Other Groups And The Interplay
Then there is a range of legitimate bodies like the PAKPAC (Pakistan American Public Affairs Committee), which are building on an increasingly affluent Pakistani population and work on causes like Islamophobia and anti-discrimination. All fair goals. However, some of these groups, such as the Association of Physicians of Pakistani Descent of North America (APPNA), whose constitution specifically includes ‘educating policymakers’ – knowingly or otherwise – also tie up with interest groups like Friends of Kashmir and various Khalistani organisations, all of which are heavily infiltrated by Pakistani intelligence. The whole Gurpatwant Panun story, that Delhi seriously planned to assassinate him, ran for a long time on the basis of little or no evidence, even in India. Panun has been around for decades, and most of the time, it was ignored by Indian intel as a distraction.

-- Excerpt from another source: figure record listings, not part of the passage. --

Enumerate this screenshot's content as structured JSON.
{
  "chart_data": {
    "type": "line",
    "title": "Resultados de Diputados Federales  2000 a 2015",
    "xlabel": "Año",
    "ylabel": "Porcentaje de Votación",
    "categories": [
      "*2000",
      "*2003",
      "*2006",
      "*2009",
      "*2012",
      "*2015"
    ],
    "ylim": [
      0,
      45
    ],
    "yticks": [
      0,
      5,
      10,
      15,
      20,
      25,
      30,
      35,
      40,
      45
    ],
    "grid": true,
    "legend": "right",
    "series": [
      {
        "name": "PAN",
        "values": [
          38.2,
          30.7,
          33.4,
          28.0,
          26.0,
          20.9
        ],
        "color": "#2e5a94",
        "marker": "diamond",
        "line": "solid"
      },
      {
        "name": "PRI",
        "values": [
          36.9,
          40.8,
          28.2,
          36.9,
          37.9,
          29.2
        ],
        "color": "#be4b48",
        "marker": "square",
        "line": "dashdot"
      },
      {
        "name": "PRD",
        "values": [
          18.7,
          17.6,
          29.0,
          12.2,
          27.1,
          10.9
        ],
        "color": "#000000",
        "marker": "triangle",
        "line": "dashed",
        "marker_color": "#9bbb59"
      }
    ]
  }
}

Clearly, however, all these forces, together with other ’causes’ such as Palestine – a huge issue both in the US and in Pakistan – act to reinforce each other, sometimes publicly (like the anti-Israeli Ban Divest Sanction Movement) or quietly through protests and media outreach. Again, noteworthy is the surprising access to funds. It may help to know that in the US, the Chinese and Pakistani embassies also work in tandem to push narratives that are favourable to both.
The bottom line, however, is that whatever Pakistan is doing in narrative building, it is doing right. It’s not just the Trump effect, but a continuous and focused selling of misinformation to an American public that knows very little about the issues involved. As commentators note, Pakistan outspent India three to one in such activities in 2025, despite being about a tenth of the Indian economy. It’s not that India is scrimping on funds. Bureaucratic hurdles for any embassy are immense, and few have the training on how to reach out to the right people at the right time. This should not be through intelligence folks – in fact, they should be kept out of what is essentially an entirely transparent process – but must be built into the training of our foreign service staff, so that available assets are well-managed, and the right story is put out, quickly and continuously. Indian embassies the world over are not exactly top of the line in providing updated information. In fact, even briefs on bilateral relations are sometimes old. All in all, rather than a Chinese ‘wolf warrior’ approach, follow the Kautilya model of seeing diplomacy as part of continuous proactive warfare. And warfare overall is just getting dirtier.